Dans cet air situé au premier acte, Camille vient de décrocher son premier succès. En effet, celle-ci grimée en bergère Dorinda s'introduit chez les Volsques, royaume qui fut un jour dérobé par les Latins à son père, le roi Metabo. Elle sauve le prince Prenesto d’un sanglier, celui-là tombe amoureux de la princesse et il n'est autre que le fils du Roi des Latins, Latino. Camilla se félicite alors ("Mi lusingo" ou en français "Il me flatte") et son âme espère l'amour : "l'alma spera".
Après toutes les péripéties d'Énée, la fin approche : le héros venu de Troie va mener vers la fondation de Rome, notamment en épousant Lavinie, fille de Latinus, Roi des Latins. Celle-ci est toutefois promise au roi des Rutules, Turnus, mais le père rompt les fiancailles de sa fille après un rêve lui annonçant la venue prophétique d'un étranger.
Cette histoire est retracée par l'opéra Énée et Lavinie, créé par Pascal Colasse à l’Académie royale de musique en 1690.
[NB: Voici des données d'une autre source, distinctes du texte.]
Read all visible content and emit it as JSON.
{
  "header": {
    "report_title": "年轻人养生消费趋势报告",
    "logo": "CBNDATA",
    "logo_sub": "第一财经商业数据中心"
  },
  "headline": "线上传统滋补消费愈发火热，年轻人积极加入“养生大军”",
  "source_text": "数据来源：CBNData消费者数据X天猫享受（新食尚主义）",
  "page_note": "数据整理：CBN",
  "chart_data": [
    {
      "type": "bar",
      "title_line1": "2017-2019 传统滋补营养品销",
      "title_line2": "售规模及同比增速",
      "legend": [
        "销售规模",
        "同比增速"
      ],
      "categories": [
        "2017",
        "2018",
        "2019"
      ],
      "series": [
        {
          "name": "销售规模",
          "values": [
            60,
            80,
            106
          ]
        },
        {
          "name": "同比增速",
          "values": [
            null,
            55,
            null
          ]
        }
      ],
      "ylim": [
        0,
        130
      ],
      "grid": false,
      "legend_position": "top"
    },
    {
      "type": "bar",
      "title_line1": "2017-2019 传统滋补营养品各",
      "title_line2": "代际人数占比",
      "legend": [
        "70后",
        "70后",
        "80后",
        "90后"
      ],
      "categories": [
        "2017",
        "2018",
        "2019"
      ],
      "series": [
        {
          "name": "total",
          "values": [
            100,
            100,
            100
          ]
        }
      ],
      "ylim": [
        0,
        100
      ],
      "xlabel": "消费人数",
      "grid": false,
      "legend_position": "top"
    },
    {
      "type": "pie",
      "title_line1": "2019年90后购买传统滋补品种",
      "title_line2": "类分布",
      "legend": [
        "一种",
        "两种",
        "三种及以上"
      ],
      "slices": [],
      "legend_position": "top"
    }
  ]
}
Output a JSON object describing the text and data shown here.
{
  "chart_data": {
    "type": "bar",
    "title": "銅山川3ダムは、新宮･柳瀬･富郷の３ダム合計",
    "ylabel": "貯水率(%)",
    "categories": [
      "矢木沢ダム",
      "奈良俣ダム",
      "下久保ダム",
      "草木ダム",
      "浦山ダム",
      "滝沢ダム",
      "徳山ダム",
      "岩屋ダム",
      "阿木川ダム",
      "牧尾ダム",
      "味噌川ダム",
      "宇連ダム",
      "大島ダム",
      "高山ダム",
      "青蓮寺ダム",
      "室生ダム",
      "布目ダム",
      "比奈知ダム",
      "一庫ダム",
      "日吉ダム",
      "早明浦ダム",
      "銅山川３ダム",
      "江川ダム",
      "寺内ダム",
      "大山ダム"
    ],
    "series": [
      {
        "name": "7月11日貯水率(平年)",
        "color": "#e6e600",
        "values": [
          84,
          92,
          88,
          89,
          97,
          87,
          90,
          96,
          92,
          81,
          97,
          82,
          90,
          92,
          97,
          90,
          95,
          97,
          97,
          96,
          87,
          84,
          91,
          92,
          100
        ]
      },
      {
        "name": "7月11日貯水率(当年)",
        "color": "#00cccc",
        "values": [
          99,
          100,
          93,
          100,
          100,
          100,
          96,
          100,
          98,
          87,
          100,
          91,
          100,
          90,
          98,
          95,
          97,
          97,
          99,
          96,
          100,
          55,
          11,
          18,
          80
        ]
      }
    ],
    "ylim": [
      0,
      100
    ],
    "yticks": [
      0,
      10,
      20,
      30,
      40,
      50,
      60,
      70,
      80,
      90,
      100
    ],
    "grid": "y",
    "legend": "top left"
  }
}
Dans cet air, Enée, incarné par le haute-contre Reinoud van Mechelen, est finalement aux côtés de Lavinie. Vénus descend de l'Olympe parmi les mortels pour célébrer leur union. Elle lui présente les armes divines, offertes par son époux Vulcain (Dieu des forgerons) qui l'accompagneront jusqu'à la fin de sa quête de la fondation de Rome. Un armement, qui rend Enée invincible, et sur lequel sont gravées toutes les étapes de la fondation de l'Empire Romain, jusqu'à Marc-Antoine et Cléopâtre.